3. I’m lucky enough to know Erik in Real Life(tm) and this piece about UnderArmor, Northwestern football, and what it means that we glorify injury is amazing.

[…] we’d much rather see “service” and “country” written across the backs of our players’ blood-stained uniforms than “chronic traumatic encephalopathy,” the neurodegenerative condition that is responsible for what most people know as “the concussion scandal” sweeping the NFL. Because just like real warriors, we want our football players to keep fighting when they get blood spattered on them, or have a concussion, or, like legendary quarterback Brett Favre, can’t remember their daughters’ soccer games. What we don’t want them to do is kill themselves, like four NFL players or ex-players did in an eight-month span last year. You could be retired Chargers icon Junior Seau, or a young, active player like Chiefs linebacker Jovan Belcher, who shot himself outside the team’s practice facility after murdering his girlfriend in front of his 3-month old daughter. It doesn’t matter. No one’s immune to the mysterious but all too common “something” that football can do to you. Of course, our real warriors also kill themselves—at a rate a recent estimate placed at around 22 veteran suicides every day. It turns out that it’s much easier to fight through some blood on the outside of your jersey, or uniform, or flag, than it is to fight through what can go on inside your head.
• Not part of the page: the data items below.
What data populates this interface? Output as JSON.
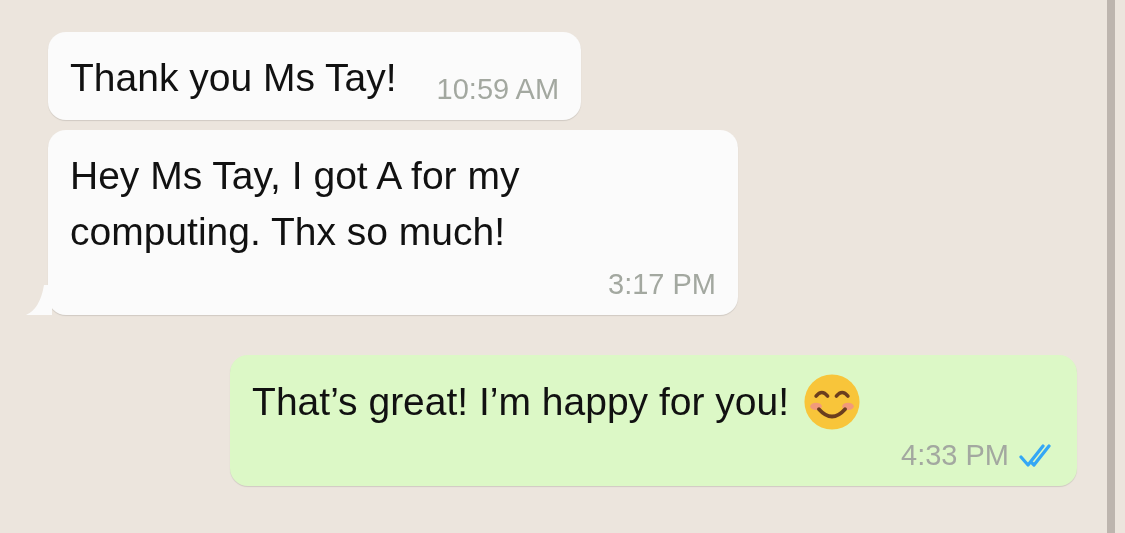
{
  "messages": [
    {
      "kind": "incoming",
      "text": "Thank you Ms Tay!",
      "time": "10:59 AM",
      "tail": false
    },
    {
      "kind": "incoming",
      "text": "Hey Ms Tay, I got A for my computing. Thx so much!",
      "time": "3:17 PM",
      "tail": true
    },
    {
      "kind": "outgoing",
      "text": "That’s great! I’m happy for you!",
      "time": "4:33 PM",
      "tail": false,
      "read": true,
      "emoji": true
    }
  ]
}
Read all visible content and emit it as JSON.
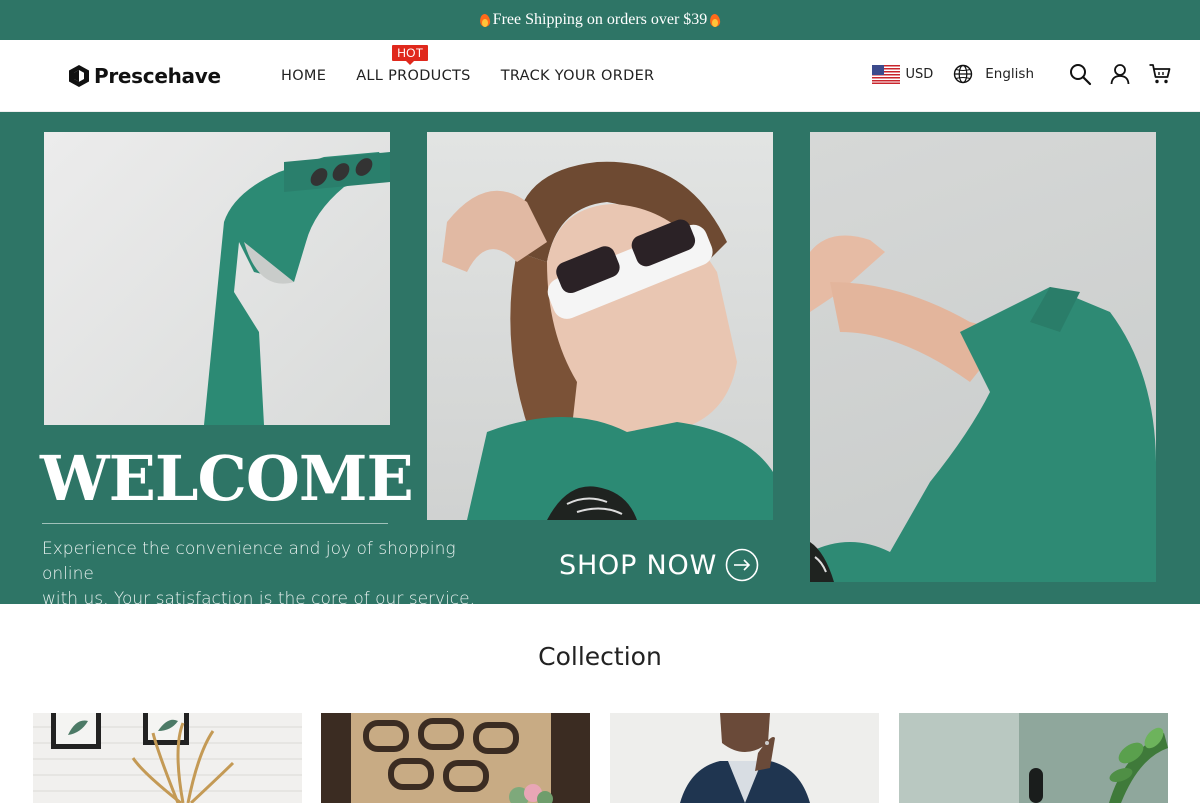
{
  "announcement": {
    "text": "Free Shipping on orders over $39"
  },
  "header": {
    "brand": "Prescehave",
    "nav": [
      {
        "label": "HOME"
      },
      {
        "label": "ALL PRODUCTS",
        "badge": "HOT"
      },
      {
        "label": "TRACK YOUR ORDER"
      }
    ],
    "currency": "USD",
    "language": "English",
    "icons": [
      "flag-us-icon",
      "globe-icon",
      "search-icon",
      "user-icon",
      "cart-icon"
    ]
  },
  "hero": {
    "title": "WELCOME",
    "tagline_line1": "Experience the convenience and joy of shopping online",
    "tagline_line2": "with us. Your satisfaction is the core of our service.",
    "cta": "SHOP NOW",
    "background_color": "#2e7566"
  },
  "collection": {
    "title": "Collection",
    "items": [
      {
        "image": "home-decor-image"
      },
      {
        "image": "pattern-image"
      },
      {
        "image": "mens-fashion-image"
      },
      {
        "image": "plant-image"
      }
    ]
  },
  "colors": {
    "accent": "#2e7566",
    "badge": "#e0281c"
  }
}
4. Now that we’re married, can we go back to being queer?

5. Language and how it can give you more ways to divide and clarify your understanding.

6. On consent in romantic relationships:

There’s a lot of fuzzy usage around the word consent. I would like to propose a tightening of the definition, because if we are not clear about what consent is, we cannot possibly succeed in communicating about it. Consent is about me: my body, my mind, and my choices. My consent is required to access the things that I own. You do not need my consent to act, because I do not own your body, your mind, or your choices. However, if your behavior crosses into my personal space, then you need my consent. If my romantic partner goes out and sleeps with a dozen random hookups, he may have broken an agreement, but he has not violated my consent. If he then has sex with me without telling me about his actions, he has violated my consent because he has deprived me of the ability to make an informed choice.

7. People with really great memories are actually not so great at sifting through misinformation. Hunh.

8.This one isn’t a link. I just had a wonderful time at Skepticon 6 and I am just starting to come down from the ridiculous happiness of seeing dearly loved people. I twirled and made silly faces and tabled and was recognized by some of you dear readers. (This still leaves me speechless and flabbergasted) and wow, waking up in Chicago was a bit of a letdown today. So many thanks to the wonderful people who made that happen.